1. Yamaguchi-ville et la pagode à cinq étages de Rurikō-ji

Au cœur de la ville, le temple Rurikō-ji (瑠璃光寺) abrite l'une des trois plus belles pagodes à cinq étages du Japon, dressée depuis le XVᵉ siècle. Contrairement aux monuments de Kyoto, on peut souvent en faire le tour dans une quiétude presque totale. La couleur du bois, patiné par les saisons, se conjugue avec la mousse et les érables environnants - pur wabi-sabi.

2. Motonosumi Inari - les torii au bord du monde

Sur la côte nord-ouest, le sanctuaire Motonosumi Inari (元乃隅稲成神社) aligne 123 torii rouges qui dévalent une falaise jusqu'à la mer. En haut du plus grand, une petite boîte à offrandes : si vous parvenez à y lancer votre pièce, votre vœu - dit la tradition - sera exaucé. L'endroit figure régulièrement dans les sélections internationales des sites les plus photogéniques du Japon. Attention aux vents violents.

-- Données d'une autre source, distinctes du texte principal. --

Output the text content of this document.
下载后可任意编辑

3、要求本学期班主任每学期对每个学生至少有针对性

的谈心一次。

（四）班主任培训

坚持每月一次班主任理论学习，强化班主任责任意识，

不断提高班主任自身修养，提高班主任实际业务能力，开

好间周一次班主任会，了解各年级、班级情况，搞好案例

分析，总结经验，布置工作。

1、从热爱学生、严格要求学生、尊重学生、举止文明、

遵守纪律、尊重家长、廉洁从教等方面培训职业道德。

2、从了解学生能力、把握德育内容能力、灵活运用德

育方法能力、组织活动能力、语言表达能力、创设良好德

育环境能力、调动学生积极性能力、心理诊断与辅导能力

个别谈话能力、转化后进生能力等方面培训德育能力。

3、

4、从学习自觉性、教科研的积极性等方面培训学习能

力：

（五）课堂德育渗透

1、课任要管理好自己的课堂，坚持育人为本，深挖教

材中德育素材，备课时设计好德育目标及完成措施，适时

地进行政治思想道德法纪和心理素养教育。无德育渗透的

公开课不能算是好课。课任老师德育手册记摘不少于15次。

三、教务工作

3. Hagi et le pays du feu doux

À l'ouest, la petite ville-castel de Hagi (萩) conserve, presque intacts, ses quartiers d'anciens samouraïs - hauts murs blancs, rues terreuses, orangers dans les jardins. Hagi est aussi célèbre pour sa céramique Hagi-yaki (萩焼), aux glaçures beige-rose qui « respirent » : leur émail se craquelle et se teinte doucement avec le thé, cadeau du temps.

L'atmosphère

Ce qui frappe à Yamaguchi, c'est la lumière : plus douce qu'à Tokyo, mangée par la brume marine, moins bleue que celle de Kyushu. Les gares régionales sont vides, les trains lents (une seule voie, souvent), les temples ouverts. On y voyage comme on marche - sans hâte, sans plan trop précis.

Repères pratiques

  • Depuis Hiroshima : 40 min en Shinkansen jusqu'à Shin-Yamaguchi.
  • Saisons : le printemps (avril, glycines de Rurikō-ji) et l'automne (érables, novembre) sont incomparables. L'été y est très chaud et humide.
  • Deux jours minimum pour effleurer Yamaguchi + Hagi.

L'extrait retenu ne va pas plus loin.